The eco-conscious R-House, requires the same amount of energy as heating a hair-dryer
For an increasing number of architects the future of the profession relies on green design, and even though the fear that a truly green building leads to either economic or aesthetic compromise may still be haunting some clients’ choices, the housing competition launched recently by Home HeadQuarters, Syracuse University Centre for Excellence and Syracuse University School for Architecture, single-handedly proves that this need not be the case.
Invited to the competition, the winners, announced only a few days ago, are New York-based Architecture Research Office (ARO) (featured in W*103) and Brooklyn architects Della Valle Bernheimer. This is not the first time the two practices worked together, as they had collaborated in a similar project in the past, an award-winning low-cost housing development in Brooklyn.
Their clever design for the R-House prototype is a showcase for an innovative green home for Syracuse, NY. The architects were inspired by the area’s challenges and potential and the competitions’ vision, as explains ARO principal Adam Yarinsky: “We were excited to propose a design whose qualities—the play of form, space, material and light—were intrinsic to its performance. R-House is as an affordable, innovative paradigm for minimal energy consumption in an American home.”

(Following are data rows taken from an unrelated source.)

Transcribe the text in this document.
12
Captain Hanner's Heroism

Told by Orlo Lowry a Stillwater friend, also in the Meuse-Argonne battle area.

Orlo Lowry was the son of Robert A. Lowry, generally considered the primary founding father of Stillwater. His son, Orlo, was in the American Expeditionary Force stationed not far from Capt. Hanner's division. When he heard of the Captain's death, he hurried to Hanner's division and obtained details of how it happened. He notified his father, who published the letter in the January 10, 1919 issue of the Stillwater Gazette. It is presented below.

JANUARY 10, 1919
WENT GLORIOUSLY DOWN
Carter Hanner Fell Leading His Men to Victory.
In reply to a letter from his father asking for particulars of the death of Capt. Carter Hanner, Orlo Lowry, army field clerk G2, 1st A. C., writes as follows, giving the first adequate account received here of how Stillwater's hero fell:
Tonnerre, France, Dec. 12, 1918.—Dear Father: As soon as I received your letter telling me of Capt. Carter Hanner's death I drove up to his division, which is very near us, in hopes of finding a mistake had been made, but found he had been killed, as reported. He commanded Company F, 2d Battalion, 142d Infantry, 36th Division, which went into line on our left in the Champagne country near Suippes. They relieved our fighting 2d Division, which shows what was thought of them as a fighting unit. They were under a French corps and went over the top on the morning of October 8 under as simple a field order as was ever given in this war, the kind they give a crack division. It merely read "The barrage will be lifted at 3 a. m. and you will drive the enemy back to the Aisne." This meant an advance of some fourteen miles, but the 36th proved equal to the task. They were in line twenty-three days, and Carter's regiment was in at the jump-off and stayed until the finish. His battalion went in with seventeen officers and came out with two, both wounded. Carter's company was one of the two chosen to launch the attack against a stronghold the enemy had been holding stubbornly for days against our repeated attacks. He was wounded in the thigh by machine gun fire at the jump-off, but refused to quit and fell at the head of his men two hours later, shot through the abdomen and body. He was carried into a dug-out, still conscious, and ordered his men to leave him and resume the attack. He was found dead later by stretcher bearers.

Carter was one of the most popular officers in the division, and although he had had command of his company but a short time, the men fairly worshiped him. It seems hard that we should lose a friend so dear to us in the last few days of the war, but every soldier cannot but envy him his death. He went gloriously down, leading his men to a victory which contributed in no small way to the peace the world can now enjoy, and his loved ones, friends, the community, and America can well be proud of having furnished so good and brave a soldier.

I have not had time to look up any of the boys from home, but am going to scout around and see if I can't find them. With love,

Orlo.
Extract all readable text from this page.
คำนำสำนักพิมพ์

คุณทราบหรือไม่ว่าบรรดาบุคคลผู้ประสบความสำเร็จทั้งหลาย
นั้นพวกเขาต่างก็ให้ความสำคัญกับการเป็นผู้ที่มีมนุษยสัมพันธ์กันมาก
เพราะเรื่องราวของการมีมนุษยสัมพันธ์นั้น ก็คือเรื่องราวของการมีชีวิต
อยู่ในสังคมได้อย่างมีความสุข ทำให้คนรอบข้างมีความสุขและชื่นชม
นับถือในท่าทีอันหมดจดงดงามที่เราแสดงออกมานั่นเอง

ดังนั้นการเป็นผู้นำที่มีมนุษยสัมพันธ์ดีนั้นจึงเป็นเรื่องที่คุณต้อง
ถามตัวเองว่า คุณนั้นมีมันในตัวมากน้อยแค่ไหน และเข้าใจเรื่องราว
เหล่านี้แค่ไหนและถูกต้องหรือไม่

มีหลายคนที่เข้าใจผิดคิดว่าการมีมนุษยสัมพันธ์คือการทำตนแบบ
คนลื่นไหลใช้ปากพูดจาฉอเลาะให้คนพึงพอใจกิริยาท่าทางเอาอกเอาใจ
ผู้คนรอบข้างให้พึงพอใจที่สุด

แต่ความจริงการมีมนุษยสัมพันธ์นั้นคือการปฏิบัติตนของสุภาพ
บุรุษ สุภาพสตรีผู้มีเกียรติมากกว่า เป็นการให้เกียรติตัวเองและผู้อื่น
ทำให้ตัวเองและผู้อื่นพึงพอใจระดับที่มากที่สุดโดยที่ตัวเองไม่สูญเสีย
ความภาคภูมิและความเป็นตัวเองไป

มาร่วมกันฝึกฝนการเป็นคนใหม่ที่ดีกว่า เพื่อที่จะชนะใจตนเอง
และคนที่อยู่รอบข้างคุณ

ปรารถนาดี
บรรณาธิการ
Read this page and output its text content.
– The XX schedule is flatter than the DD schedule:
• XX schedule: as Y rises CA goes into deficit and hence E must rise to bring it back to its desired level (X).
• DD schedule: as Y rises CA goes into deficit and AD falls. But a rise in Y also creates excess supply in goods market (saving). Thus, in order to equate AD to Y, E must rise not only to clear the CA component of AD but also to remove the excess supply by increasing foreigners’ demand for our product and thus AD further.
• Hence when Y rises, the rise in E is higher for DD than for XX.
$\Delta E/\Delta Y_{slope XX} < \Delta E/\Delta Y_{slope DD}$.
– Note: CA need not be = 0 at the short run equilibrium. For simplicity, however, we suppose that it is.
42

German climate and energy engineers Transsolar planned the building’s superb eco-performance, working with its compact size, super-insulation and air-tightness; the house requires the same amount of energy for heating as a hair-dryer, while it consumes approximately 71% less energy than a typical Syracuse home.
Designed in the scale and rough shape of its neighbouring buildings in the Near Westside part of town, the house uses translucent walls, which glow after dark, a folded surface roof, and plenty of windows and skylights, which bring in natural light and air. Both the roof and walls are made of corrugated aluminium, which folds around the two-storey residential interior, featuring concrete, wood floorboards and plywood panels.
The eco-conscious R-House will be built later this year, with a total budget of just $150,000. Additionally, meeting the German Passivhaus standards for extra-low energy consumption, once finished, this house will be of the first of its kind to be built in the US.